醇类物质在卷烟中主要起保润作用,同时兼具改善烟香味,柔和烟气的作用。如苯甲醇可以增加卷烟的果香香韵,增加卷烟的甜润度[14];酮类物质能够协调烟香、掩盖杂气、赋予卷烟不同的香韵特征,改善卷烟的吸味、香气和满足感[15]。如苯乙酮具有山楂香气[16],2-甲基四氢呋喃-3-酮具有甜、焦糖、老姆酒及奶油[17]气味。
部分酚类物质是烟叶中的重要致香成分[18]。如邻甲酚可增加丰满甜润、白肋烟特征,对甲苯酚具有酚香味[19],对苯二酚具有甜苜蓿的香气和酚味[20],4-乙基苯酚是烟熏香的重要成分[21],甲基异丁香酚具柔和甜清的辛香,有石竹和丁香花样香气,是烟叶的重要香味物质[21−22]。
苯及其同系物,如甲苯、乙苯、4-乙炔基甲苯、均三甲苯、2-甲基苯并呋喃等,由于在高温条件下提供的能量大于反应所需的活化能,很快会转化为萘、苊、菲等稠环芳烃和芳香族化合物,进而导致更加强烈的卷烟加香效果[23]。
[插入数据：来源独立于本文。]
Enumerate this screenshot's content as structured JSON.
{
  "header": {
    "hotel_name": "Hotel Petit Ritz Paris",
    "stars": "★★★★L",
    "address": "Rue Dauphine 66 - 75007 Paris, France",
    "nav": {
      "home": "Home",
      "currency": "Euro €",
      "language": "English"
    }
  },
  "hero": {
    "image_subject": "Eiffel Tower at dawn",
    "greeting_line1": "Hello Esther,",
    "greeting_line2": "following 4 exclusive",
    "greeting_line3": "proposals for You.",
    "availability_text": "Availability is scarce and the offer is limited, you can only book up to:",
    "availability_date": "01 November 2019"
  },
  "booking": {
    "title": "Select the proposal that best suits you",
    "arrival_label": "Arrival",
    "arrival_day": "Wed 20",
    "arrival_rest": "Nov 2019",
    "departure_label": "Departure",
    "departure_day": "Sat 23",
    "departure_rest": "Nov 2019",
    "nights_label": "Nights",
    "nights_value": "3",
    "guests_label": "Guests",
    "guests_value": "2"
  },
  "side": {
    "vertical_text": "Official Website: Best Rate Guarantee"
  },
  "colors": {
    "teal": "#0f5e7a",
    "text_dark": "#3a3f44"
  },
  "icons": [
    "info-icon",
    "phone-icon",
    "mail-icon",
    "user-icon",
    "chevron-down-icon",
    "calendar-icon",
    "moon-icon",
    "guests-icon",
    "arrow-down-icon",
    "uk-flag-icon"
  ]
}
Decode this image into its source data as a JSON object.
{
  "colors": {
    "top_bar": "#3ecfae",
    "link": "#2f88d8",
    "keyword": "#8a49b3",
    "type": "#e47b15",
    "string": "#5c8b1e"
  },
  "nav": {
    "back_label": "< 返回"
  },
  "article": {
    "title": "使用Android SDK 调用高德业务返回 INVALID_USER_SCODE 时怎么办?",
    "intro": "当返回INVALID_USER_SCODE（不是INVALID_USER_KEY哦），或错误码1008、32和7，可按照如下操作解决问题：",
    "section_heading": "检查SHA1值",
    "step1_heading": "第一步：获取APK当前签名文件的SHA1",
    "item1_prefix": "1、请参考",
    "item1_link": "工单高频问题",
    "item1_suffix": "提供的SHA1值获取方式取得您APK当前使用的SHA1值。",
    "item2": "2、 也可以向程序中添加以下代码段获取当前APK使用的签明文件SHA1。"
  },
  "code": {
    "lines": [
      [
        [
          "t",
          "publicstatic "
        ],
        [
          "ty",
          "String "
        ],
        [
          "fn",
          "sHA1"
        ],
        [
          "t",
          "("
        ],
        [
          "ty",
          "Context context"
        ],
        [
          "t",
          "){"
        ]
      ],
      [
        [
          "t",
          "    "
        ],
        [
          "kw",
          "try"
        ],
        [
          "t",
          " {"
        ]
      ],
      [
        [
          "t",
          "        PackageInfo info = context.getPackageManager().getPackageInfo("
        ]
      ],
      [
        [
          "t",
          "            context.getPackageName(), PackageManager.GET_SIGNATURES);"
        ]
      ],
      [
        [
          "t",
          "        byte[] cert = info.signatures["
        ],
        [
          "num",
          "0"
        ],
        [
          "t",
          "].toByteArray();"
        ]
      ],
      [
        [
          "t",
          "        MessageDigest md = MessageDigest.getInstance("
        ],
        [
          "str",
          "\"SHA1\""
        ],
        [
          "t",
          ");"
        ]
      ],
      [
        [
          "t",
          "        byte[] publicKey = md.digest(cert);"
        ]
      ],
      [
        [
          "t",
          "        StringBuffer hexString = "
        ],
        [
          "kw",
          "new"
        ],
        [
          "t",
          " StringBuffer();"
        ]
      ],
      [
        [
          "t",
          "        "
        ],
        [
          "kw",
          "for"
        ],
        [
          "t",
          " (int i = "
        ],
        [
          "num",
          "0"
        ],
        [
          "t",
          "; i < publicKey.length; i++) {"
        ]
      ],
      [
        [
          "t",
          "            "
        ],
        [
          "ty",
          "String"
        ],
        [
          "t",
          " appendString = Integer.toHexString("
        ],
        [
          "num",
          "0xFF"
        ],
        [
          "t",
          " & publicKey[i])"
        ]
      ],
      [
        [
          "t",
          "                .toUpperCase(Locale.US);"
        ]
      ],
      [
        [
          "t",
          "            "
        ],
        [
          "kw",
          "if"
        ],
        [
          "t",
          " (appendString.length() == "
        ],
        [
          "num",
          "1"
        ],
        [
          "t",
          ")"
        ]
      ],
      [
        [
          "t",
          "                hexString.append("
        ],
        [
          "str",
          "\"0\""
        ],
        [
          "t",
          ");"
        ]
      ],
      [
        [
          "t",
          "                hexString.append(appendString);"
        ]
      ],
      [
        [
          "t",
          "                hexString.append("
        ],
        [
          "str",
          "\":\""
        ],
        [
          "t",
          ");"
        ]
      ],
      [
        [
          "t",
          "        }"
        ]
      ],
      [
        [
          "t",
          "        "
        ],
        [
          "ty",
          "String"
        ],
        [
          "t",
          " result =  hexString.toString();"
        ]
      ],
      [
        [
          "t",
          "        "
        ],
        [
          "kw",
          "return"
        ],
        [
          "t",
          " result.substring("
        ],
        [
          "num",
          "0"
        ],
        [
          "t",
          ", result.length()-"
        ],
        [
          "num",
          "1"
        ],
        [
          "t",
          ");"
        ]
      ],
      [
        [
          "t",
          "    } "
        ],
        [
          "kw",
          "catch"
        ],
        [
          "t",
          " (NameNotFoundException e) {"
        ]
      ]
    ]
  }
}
此外,本研究还检测到一些青钱柳醇提物中天然存在的香气成分,例如肉桂醛具有温和的辛香气息[12];新植二烯是烟叶的重要致香剂,具有捕集并携带其他香气物质进入烟气的能力,同时其降解产物还具有增加烤烟香气作用[24];雪松醇具有木香和辛香的香气[25];α-松油醇具有丁香味和金银花香气[26];D-柠檬烯为多种水果的天然成分,主要存在于柑橘类植物中,具有橘子香、水果香、薄荷味和橙皮味[27]。
3.5 热裂解机制分析
在不同裂解温度条件下,200 ℃下产生了大量的糠醛(23.993%)和糠醇(10.180%),在360 ℃时则苯酚(10.862%)和2-甲基呋喃(9.426%)2,5-二甲基呋喃(2.405%)、2-乙酰基呋喃(2.015%)、对苯二酚(5.873%)、4-甲氧基苯酚(1.648%)、反-甲基异丁香酚(1.740%)含量较高,440 ℃甲苯(3.991%)和对二甲苯(4.945%)含量较高,同时出现茚、萘等稠环芳烃。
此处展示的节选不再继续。